Air bases in Great Britain gave the Americans and the British a close enough based to launch air raids on Germany. Russia was too far away to even consider trying that. As such the USSR didn’t build any bombers that would allow a long range air raid on Germany or Japan. There was never a need to launch an amphibious invasion due to them fighting a land war so they didn’t build any amphibious landing craft.

The Red Army was a huge danger to the Japanese troops who were still on the Asian mainland but the main threat to the Japanese home island still came from the United States.

The power of the Bismarck

The German battleship Bismarck is arguably the most famous ship of the war thanks to the Royal Navy’s determination to sink it. While that makes for an interesting story, the Bismarck was nowhere near as good a ship as its fame would have you believe.

What made the Bismarck such a big target for the British was that she sank the HMS Hood. The Hood was the largest ship in service to the Royal Navy for 20 years which earned her a lot of prestige with the Royal Navy thinking she was invincible. The Bismarck sinking her the loss a big hit to British moral at a bad time in the war.

But the Hood was over 20 years old while the Bismarck was a newer ship, even without considering why she was sunk. While the Bismarck was on her fifth salvo at the Hood, one of her shells started a fire that ignited the Hood’s ammunition, causing an explosion that destroy the ship. It was a lucky hit.

The Bismarck herself was hardly the best battleship in the war. Germany had been restricted from building ships over a certain size for most of the period between the world wars until Hitler decided to just ignore the restrictions. However by that point Germany had fallen behind when it came to designing battleships and it showed.

She had a much shorter operation range than Britain’s King George V and America’s Iowa class battleships and carried fewer big guns. In between the war, it became standard for battleships to mount three cannons on their big gun turrets to allow more guns on fewer turrets. This meant less armor was needed, but the Bismarck still only used two guns per turret.

The secondary armament of the Bismarck also showed some behind the times thinking with of low angle turrets to aim surface targets.

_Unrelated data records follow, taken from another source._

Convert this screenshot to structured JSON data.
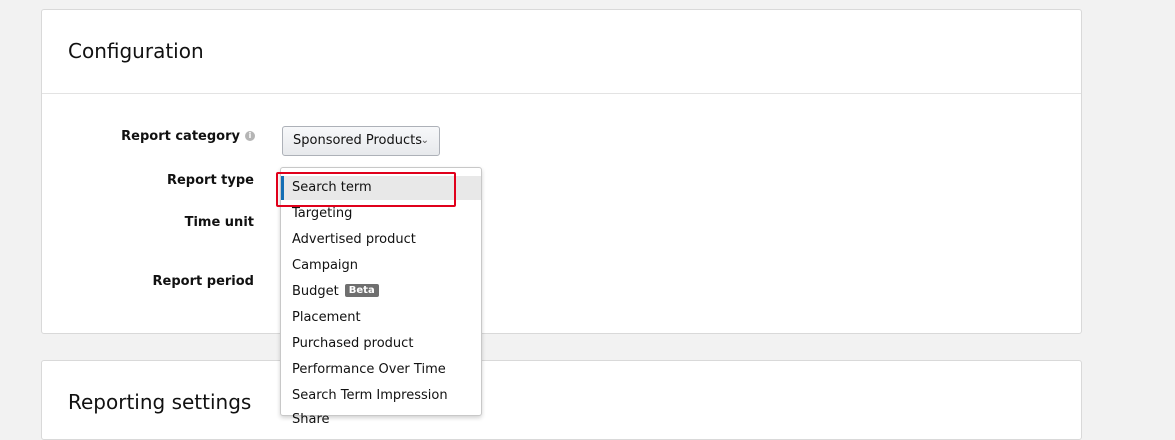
{
  "configuration": {
    "title": "Configuration",
    "report_category": {
      "label": "Report category",
      "selected_value": "Sponsored Products"
    },
    "report_type": {
      "label": "Report type"
    },
    "time_unit": {
      "label": "Time unit"
    },
    "report_period": {
      "label": "Report period"
    }
  },
  "report_type_dropdown": {
    "items": [
      {
        "label": "Search term",
        "selected": true
      },
      {
        "label": "Targeting"
      },
      {
        "label": "Advertised product"
      },
      {
        "label": "Campaign"
      },
      {
        "label": "Budget",
        "badge": "Beta"
      },
      {
        "label": "Placement"
      },
      {
        "label": "Purchased product"
      },
      {
        "label": "Performance Over Time"
      },
      {
        "label": "Search Term Impression Share"
      }
    ]
  },
  "reporting_settings": {
    "title": "Reporting settings"
  },
  "colors": {
    "highlight_border": "#e0001b",
    "selected_indicator": "#146eb4",
    "badge_bg": "#6f6f6f"
  }
}
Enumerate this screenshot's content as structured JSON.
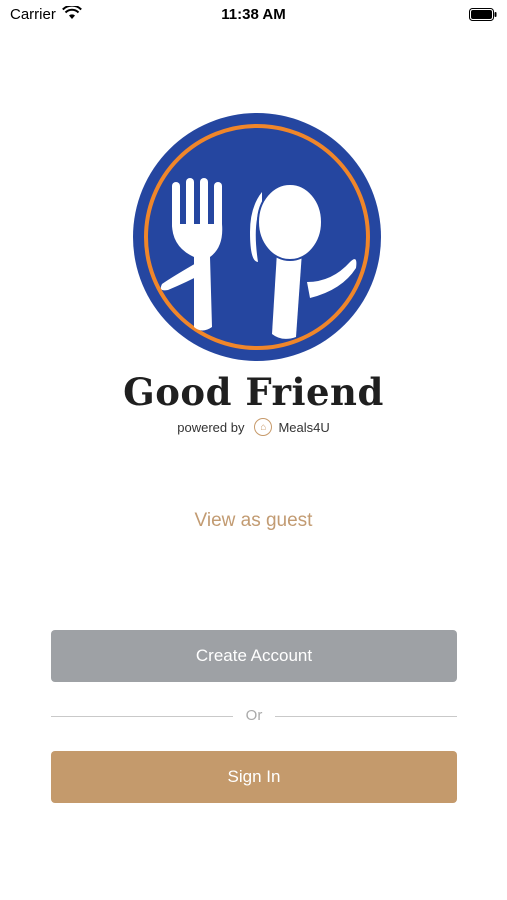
{
  "status_bar": {
    "carrier": "Carrier",
    "time": "11:38 AM"
  },
  "brand": {
    "name": "Good Friend",
    "powered_by": "powered by",
    "partner": "Meals4U",
    "colors": {
      "circle": "#2546a0",
      "ring": "#f0862a",
      "accent": "#c49a6c"
    }
  },
  "actions": {
    "guest_label": "View as guest",
    "create_label": "Create Account",
    "or_label": "Or",
    "signin_label": "Sign In"
  }
}
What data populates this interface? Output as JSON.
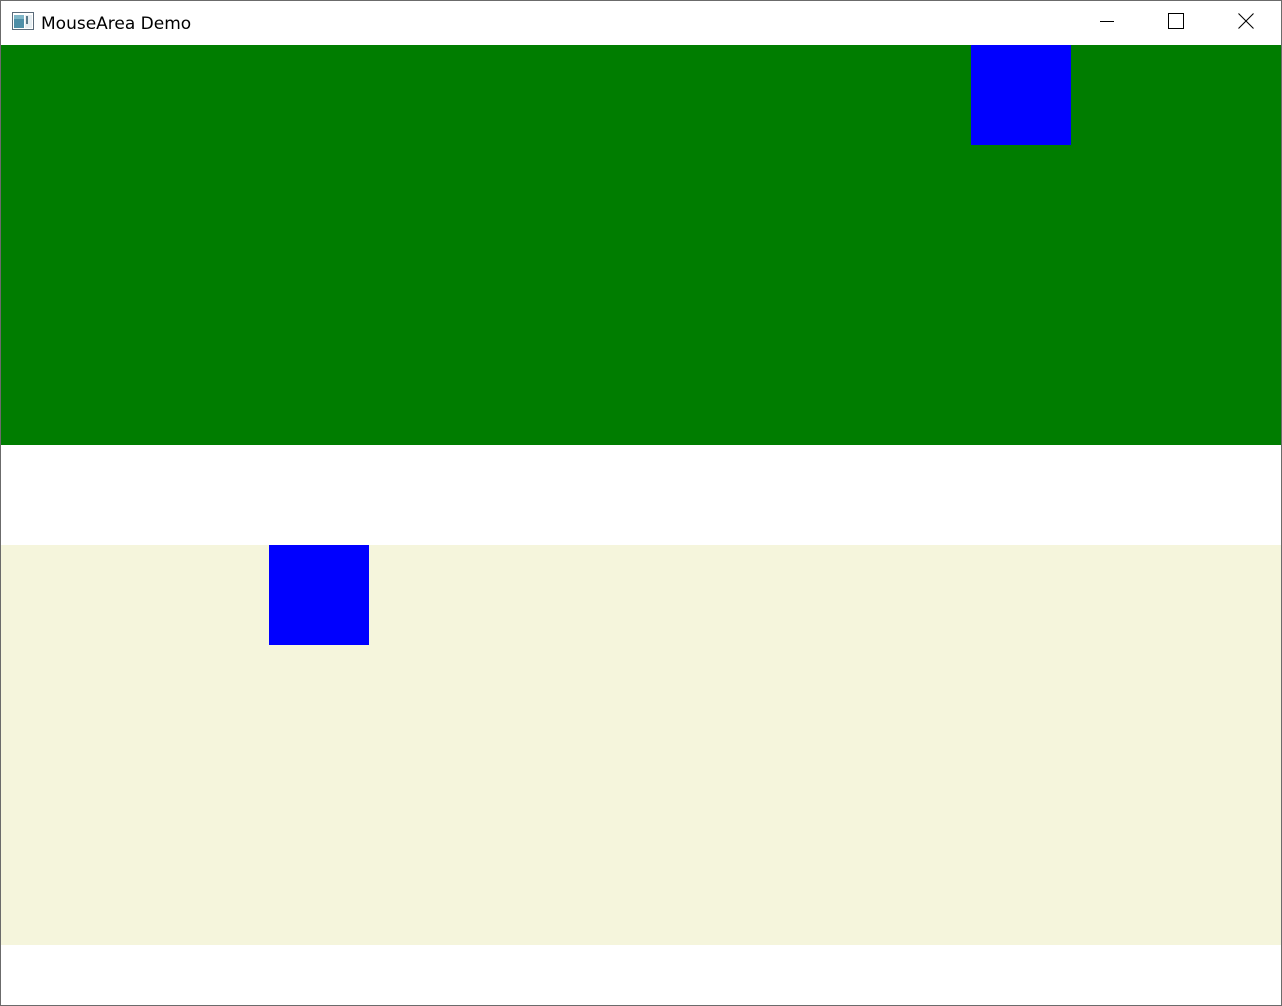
{
  "window": {
    "title": "MouseArea Demo",
    "icon": "app-window-icon",
    "controls": {
      "minimize": "minimize-icon",
      "maximize": "maximize-icon",
      "close": "close-icon"
    }
  },
  "colors": {
    "top_area": "#007d00",
    "bottom_area": "#f5f5dc",
    "square": "#0000ff",
    "background": "#ffffff"
  },
  "areas": [
    {
      "name": "top-mouse-area",
      "color": "#007d00"
    },
    {
      "name": "bottom-mouse-area",
      "color": "#f5f5dc"
    }
  ]
}
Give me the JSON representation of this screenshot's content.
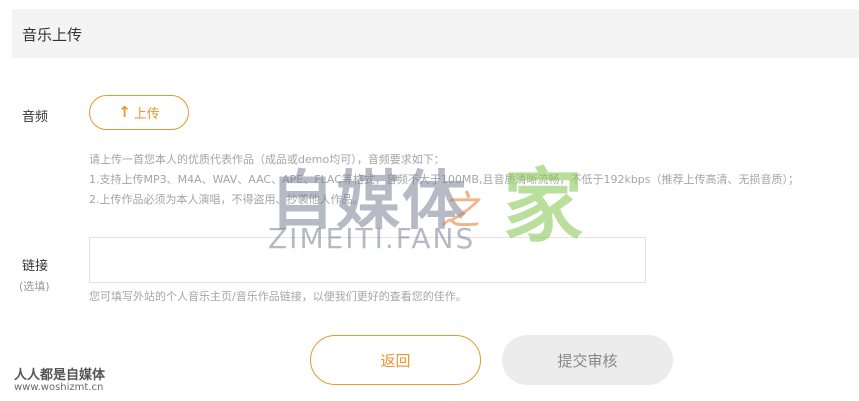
{
  "header": {
    "title": "音乐上传"
  },
  "audio": {
    "label": "音频",
    "upload_arrow": "↑",
    "upload_label": "上传",
    "hints": [
      "请上传一首您本人的优质代表作品（成品或demo均可），音频要求如下：",
      "1.支持上传MP3、M4A、WAV、AAC、APE、FLAC等格式，音频不大于100MB,且音质清晰流畅，不低于192kbps（推荐上传高清、无损音质）；",
      "2.上传作品必须为本人演唱，不得盗用、抄袭他人作品。"
    ]
  },
  "link": {
    "label": "链接",
    "sublabel": "(选填)",
    "value": "",
    "hint": "您可填写外站的个人音乐主页/音乐作品链接，以便我们更好的查看您的佳作。"
  },
  "actions": {
    "back_label": "返回",
    "submit_label": "提交审核"
  },
  "watermark": {
    "cn": "自媒体",
    "zhi": "之",
    "jia": "家",
    "en": "ZIMEITI.FANS"
  },
  "corner": {
    "cn": "人人都是自媒体",
    "url": "www.woshizmt.cn"
  },
  "colors": {
    "accent": "#e8962e",
    "disabled_bg": "#ececec",
    "hint_text": "#a5a5a5"
  }
}
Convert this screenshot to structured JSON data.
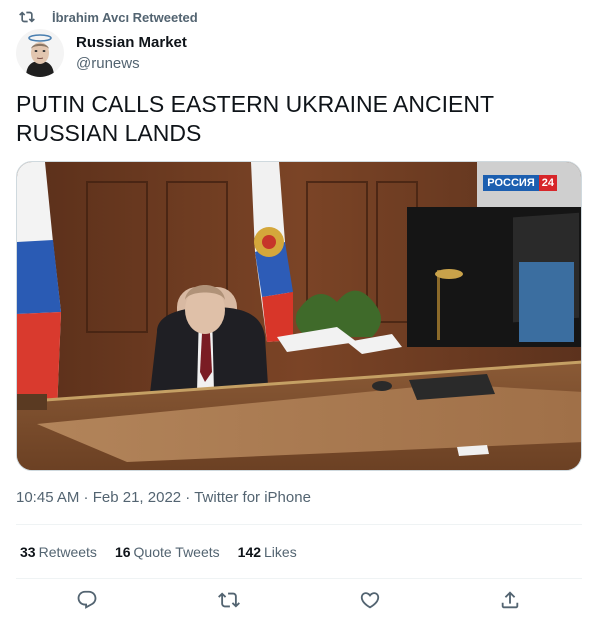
{
  "retweet": {
    "text": "İbrahim Avcı Retweeted"
  },
  "author": {
    "name": "Russian Market",
    "handle": "@runews"
  },
  "tweet": {
    "text": "PUTIN CALLS EASTERN UKRAINE ANCIENT RUSSIAN LANDS"
  },
  "media": {
    "channel_name": "РОССИЯ",
    "channel_number": "24"
  },
  "meta": {
    "time": "10:45 AM",
    "date": "Feb 21, 2022",
    "source": "Twitter for iPhone",
    "separator": " · "
  },
  "stats": [
    {
      "count": "33",
      "label": "Retweets"
    },
    {
      "count": "16",
      "label": "Quote Tweets"
    },
    {
      "count": "142",
      "label": "Likes"
    }
  ],
  "actions": [
    {
      "icon": "reply-icon"
    },
    {
      "icon": "retweet-icon"
    },
    {
      "icon": "like-icon"
    },
    {
      "icon": "share-icon"
    }
  ],
  "colors": {
    "text": "#0f1419",
    "secondary": "#536471",
    "divider": "#eff3f4"
  }
}
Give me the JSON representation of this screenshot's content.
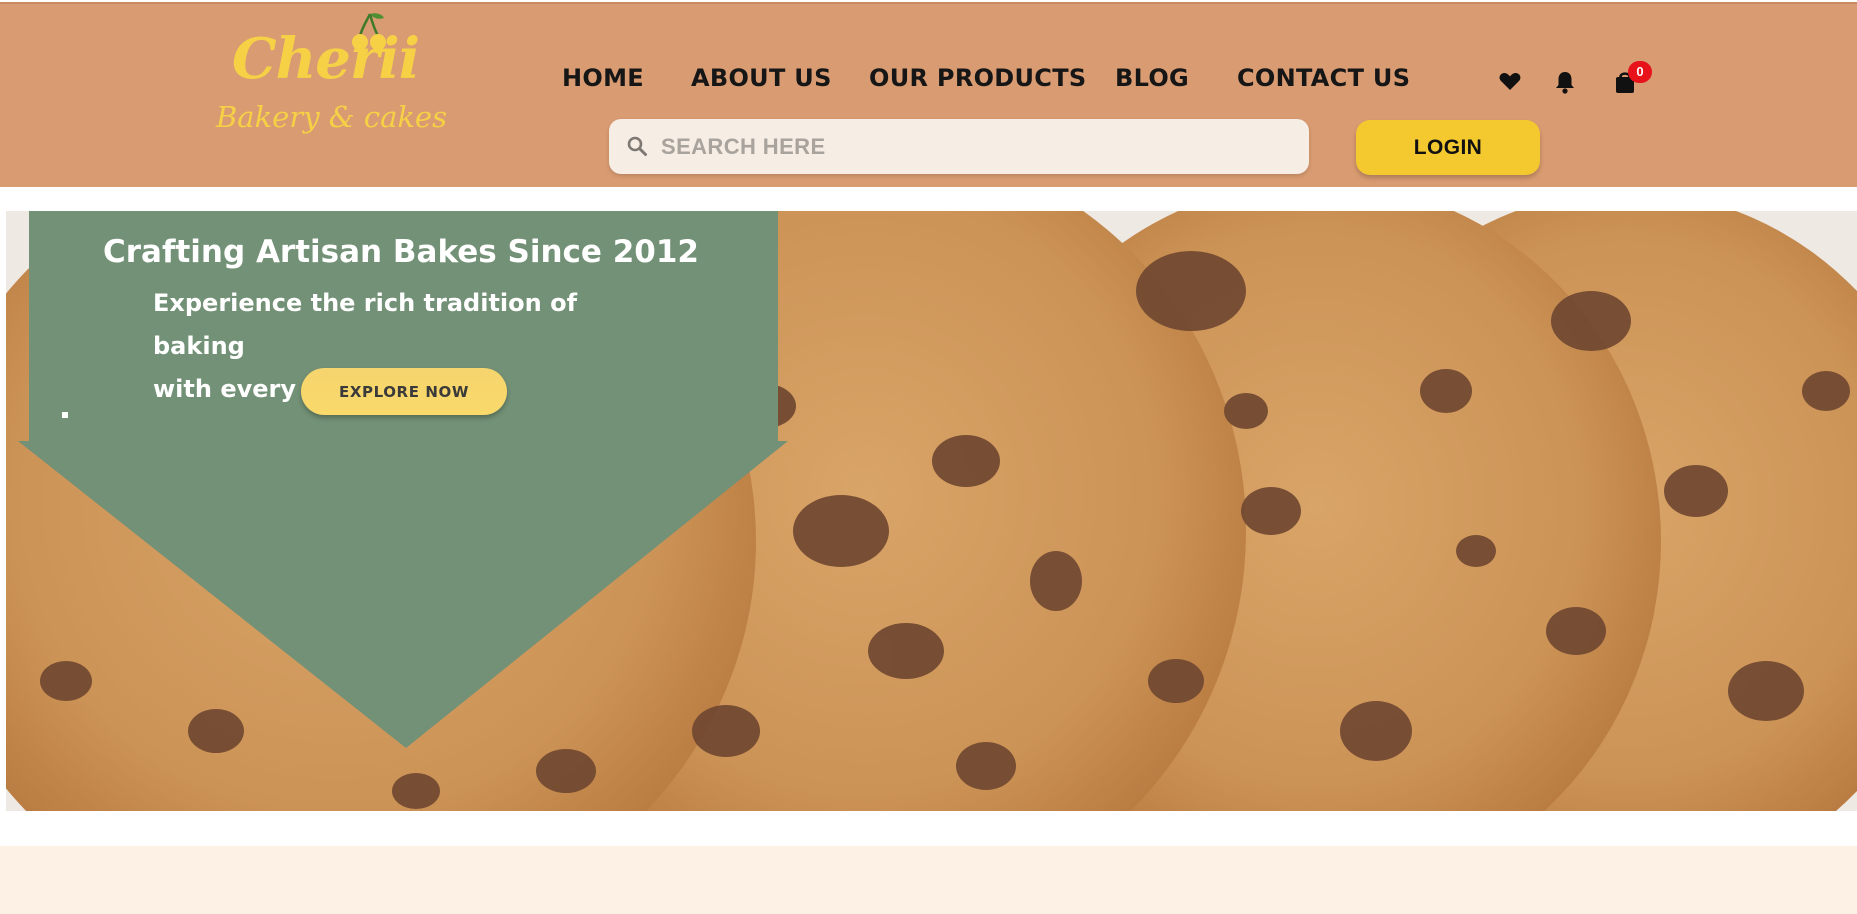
{
  "brand": {
    "name": "Cherii",
    "tagline": "Bakery & cakes",
    "colors": {
      "header_bg": "#d99b71",
      "accent_yellow": "#f4c82f",
      "hero_panel": "#739176",
      "badge_red": "#e8121b",
      "page_band": "#fdf1e5"
    }
  },
  "nav": {
    "items": [
      "HOME",
      "ABOUT US",
      "OUR PRODUCTS",
      "BLOG",
      "CONTACT US"
    ]
  },
  "header_icons": {
    "wishlist": "heart-icon",
    "notifications": "bell-icon",
    "cart": "shopping-bag-icon",
    "cart_count": "0"
  },
  "search": {
    "icon": "search-icon",
    "placeholder": "SEARCH HERE",
    "value": ""
  },
  "auth": {
    "login_label": "LOGIN"
  },
  "hero": {
    "title": "Crafting Artisan Bakes Since 2012",
    "subtitle_line1": "Experience the rich tradition of baking",
    "subtitle_line2": "with every bite.",
    "cta_label": "EXPLORE NOW"
  }
}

The US and Royal Navy didn’t use such guns, instead relying on dual purpose guns that could be used against surface targets and aircraft for added anti-air fire. The Germans showed they were more concerned about attacks from destroyers. Incidentally, part of why the Bismarck was sunk was because lucky hit from an out of date torpedo plan destroyed her ruder.

How the Germans used the Bismarck even showed a terrible disconnect between the navy and ship builders. She was armed for a traditional battle with warships but naval officers envisioned her as destroying commerce ships, something she didn’t have the range for at cruising speed for.